Más interesante que alabar las virtudes de la Dunham (ya hay otros que lo hacen mucho mejor) me resulta retroceder un poco en el tiempo y recuperar algunas películas de la época de bonanza económica en la que todavía Sexo en NY era un modelo aceptable. Comedias románticas como “27 vestidos”, sátiras inofensivas como “Confesiones de una compradora compulsiva” o incluso tragicomedias amables como “El diablo viste de Prada”. Cualquiera de estos tres ejemplos sería impensable en un momento como el que atravesamos, valga el ejemplo de la tercera, con su justificación de la explotación laboral por amor al brillo de los flashes y al clic clic de las copas, que pudo tener su acerada contrapartida en la injustamente menosprecida “Nueva York para principiantes”. Igual de disfuncionales resultan hoy las dos películas para la gran pantalla de “Sexo en NY”: especialmente en la segunda entrega puede diluciarse la imposibilidad de adaptarse a los tiempos de la nueva conciencia social, pero también, y esto es mucho más importante, el surgimiento de un nuevo humor involuntario basado en la supremacía (intelectual, moral, económica) del Occidente civilizado sobre el segundo y tercer mundo.
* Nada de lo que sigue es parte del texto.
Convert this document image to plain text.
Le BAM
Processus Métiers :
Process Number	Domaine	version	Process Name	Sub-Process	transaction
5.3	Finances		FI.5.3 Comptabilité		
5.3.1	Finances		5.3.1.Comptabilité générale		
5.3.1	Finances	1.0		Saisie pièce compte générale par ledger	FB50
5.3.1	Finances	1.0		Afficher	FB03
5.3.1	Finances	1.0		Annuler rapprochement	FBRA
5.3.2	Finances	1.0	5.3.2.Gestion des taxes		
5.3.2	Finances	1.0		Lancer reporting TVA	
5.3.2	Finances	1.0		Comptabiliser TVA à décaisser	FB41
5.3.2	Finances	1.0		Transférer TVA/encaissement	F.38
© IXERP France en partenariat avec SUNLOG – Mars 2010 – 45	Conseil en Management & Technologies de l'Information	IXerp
Escenas como la de las árabes mostrando los carísimos vestidos que esconden bajo sus túnicas, o la misma imagen promocional de Sarah Jessica Parker caminando por el desierto sobre sus inseperables manolos, situaban a la película, vista hoy, más cerca de “El dictador” de Sacha Baron Cohen que de cualquier capítulo de la serie primigenia. Lástima que el tono de la película y, sobre todo, su dilatadísimo metraje plagado de tiempos muertos y de momentos olvidables, no estuviera a la altura de esos chispazos de auténtico terrorismo colonizador.
¿2 broke girls MOLA? Es que eso de “la erotización del lumpen” me ha gustado mucho.
mola y mola un monton
Un artículo brillante.
Muy buen artículo, me parece que estas series tienen ese factor termómetro de la sociedad como dices, a mí la serie Girls me ha gustado mucho, creo que es muy divertido ver cómo se habla abiertamente del sexo pero no se pone siempre como un ideal, además las chicas son más comunes y eso hace que uno se identifique con elllas.